Tapi itu baru awal dari cerita. Sebab, sebagaimana kita ketahui para bankir akan menerbitkan 'tanda terima', kuitansi, atau istilah resminya 'janji pembayaran' (promissory note), sebagai bukti penitipan koin emas itu. Oleh nasabahnya kuitansi ini diterima seolah sebagai benar-benar pembayaran. Kertas ini, hari ini kita sebut sebagai cek, kemudian beredar dari satu tangan ke tangan yang lain untuk suatu waktu di-cash-kan (ditukarkan dengan koin emas) di bank.
  Secarik kertas ini pun, di bawah undang-undang mata uang (law of legal tender), akhirnya menjadi uang itu sendiri. Dengan instrumen ini para bankir mendapatkan keuntungan secara luar biasa karena, dengan mengeluarkan kertas-kertas 'janji pembayaran' ini, telah menciptakan uang dari kehampaan.
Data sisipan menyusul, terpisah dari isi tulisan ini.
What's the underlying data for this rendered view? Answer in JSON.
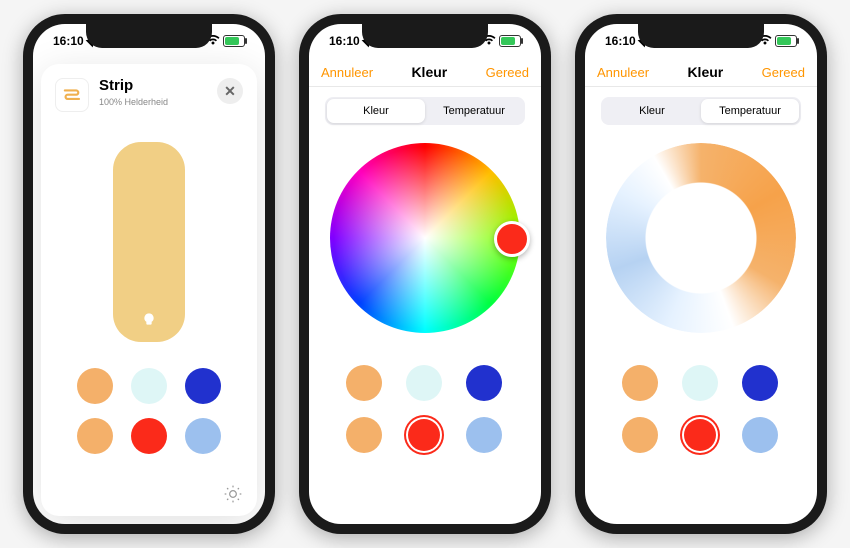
{
  "status": {
    "time": "16:10"
  },
  "colors": {
    "accent": "#ff9500",
    "swatches": [
      "#f4b06a",
      "#def6f6",
      "#2131ce",
      "#f4b06a",
      "#fb2a1a",
      "#9cc0ee"
    ],
    "brightnessFill": "#f1cf85"
  },
  "screen1": {
    "title": "Strip",
    "subtitle": "100% Helderheid"
  },
  "screen2": {
    "cancel": "Annuleer",
    "title": "Kleur",
    "done": "Gereed",
    "segment": {
      "color": "Kleur",
      "temperature": "Temperatuur",
      "active": "color"
    }
  },
  "screen3": {
    "cancel": "Annuleer",
    "title": "Kleur",
    "done": "Gereed",
    "segment": {
      "color": "Kleur",
      "temperature": "Temperatuur",
      "active": "temperature"
    }
  }
}
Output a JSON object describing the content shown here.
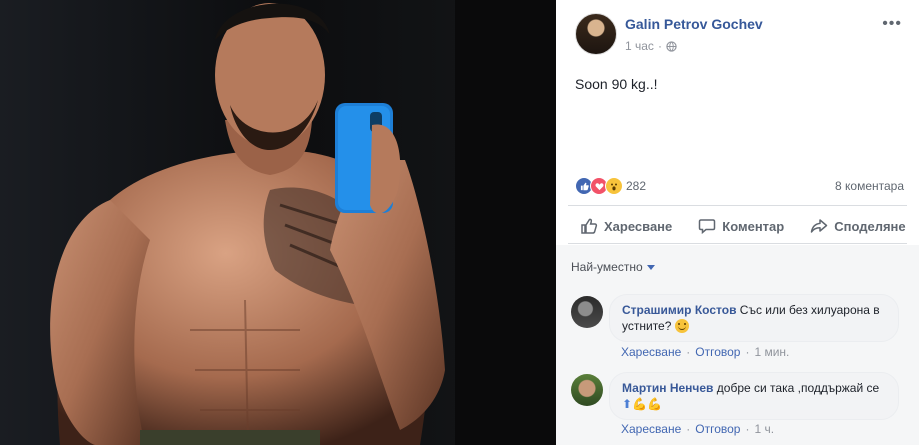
{
  "post": {
    "author": "Galin Petrov Gochev",
    "time": "1 час",
    "text": "Soon 90 kg..!",
    "reaction_count": "282",
    "comment_count": "8 коментара",
    "icons": [
      "like-icon",
      "love-icon",
      "wow-icon"
    ]
  },
  "actions": {
    "like": "Харесване",
    "comment": "Коментар",
    "share": "Споделяне"
  },
  "comments_section": {
    "sort_label": "Най-уместно",
    "comments": [
      {
        "author": "Страшимир Костов",
        "text": "Със или без хилуарона в устните?",
        "emoji": "smile-emoji",
        "like": "Харесване",
        "reply": "Отговор",
        "time": "1 мин."
      },
      {
        "author": "Мартин Ненчев",
        "text": "добре си така ,поддържай се",
        "emoji": [
          "up-arrow-emoji",
          "flexed-biceps-emoji",
          "flexed-biceps-emoji"
        ],
        "like": "Харесване",
        "reply": "Отговор",
        "time": "1 ч."
      }
    ]
  },
  "colors": {
    "brand_blue": "#4267b2",
    "author_link": "#365899",
    "muted": "#90949c",
    "photo_bg": "#0b0b0c"
  }
}
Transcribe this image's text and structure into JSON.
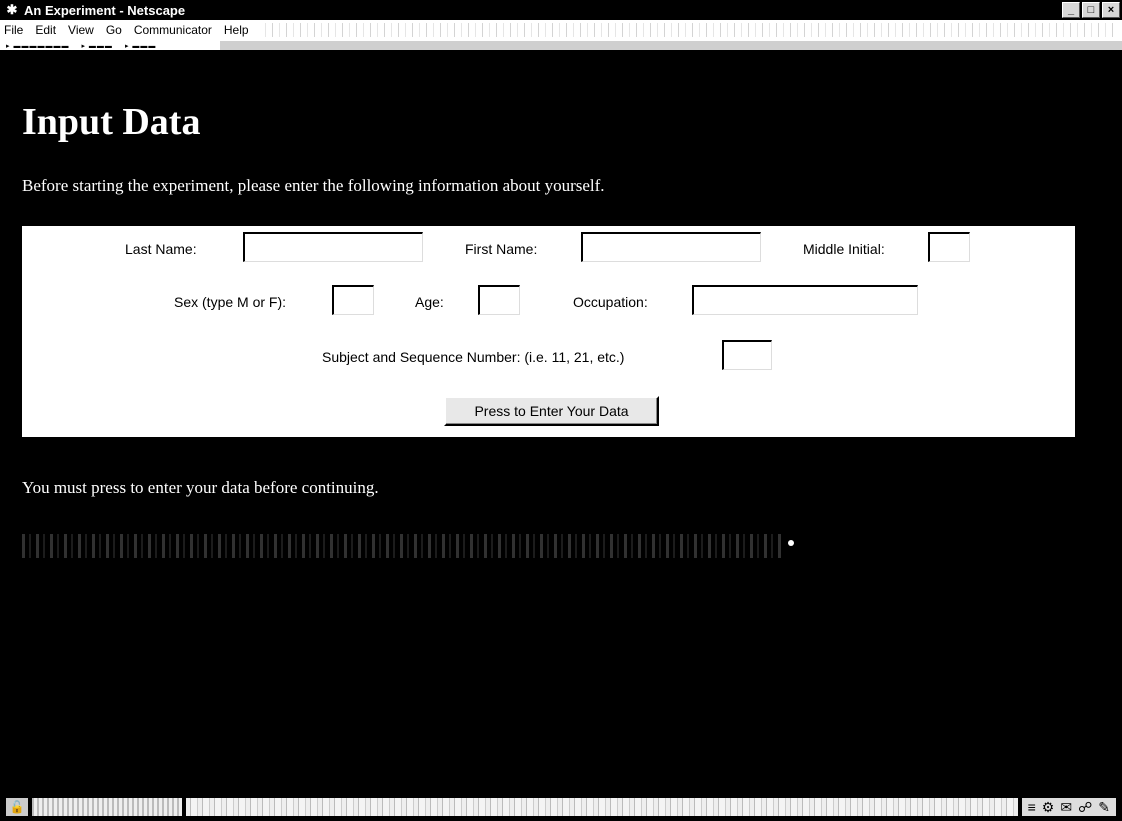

Beloc mencontohkan bagaimana para bankir mendapatkan pelipatgandaan keuntungan tersebut sebagai berikut ini:
Anda dan saya dengan 1.100 poundsterling dapat mengupah 11 orang untuk membangunkan sebuah rumah untuk kita dalam waktu 6 bulan. Tapi seorang bankir dengan 1.100 pound dapat sekaligus membangun 10 rumah. Anda dan saya dapat meminjam-kan uang kita yang 1.100 pound itu dengan 5% bunga dan mendapatkan 50 pound dalam setahun; tapi seorang bankir, dengan dasar yang sama, dapat memperoleh sebanyak 550 pound dalam setahun.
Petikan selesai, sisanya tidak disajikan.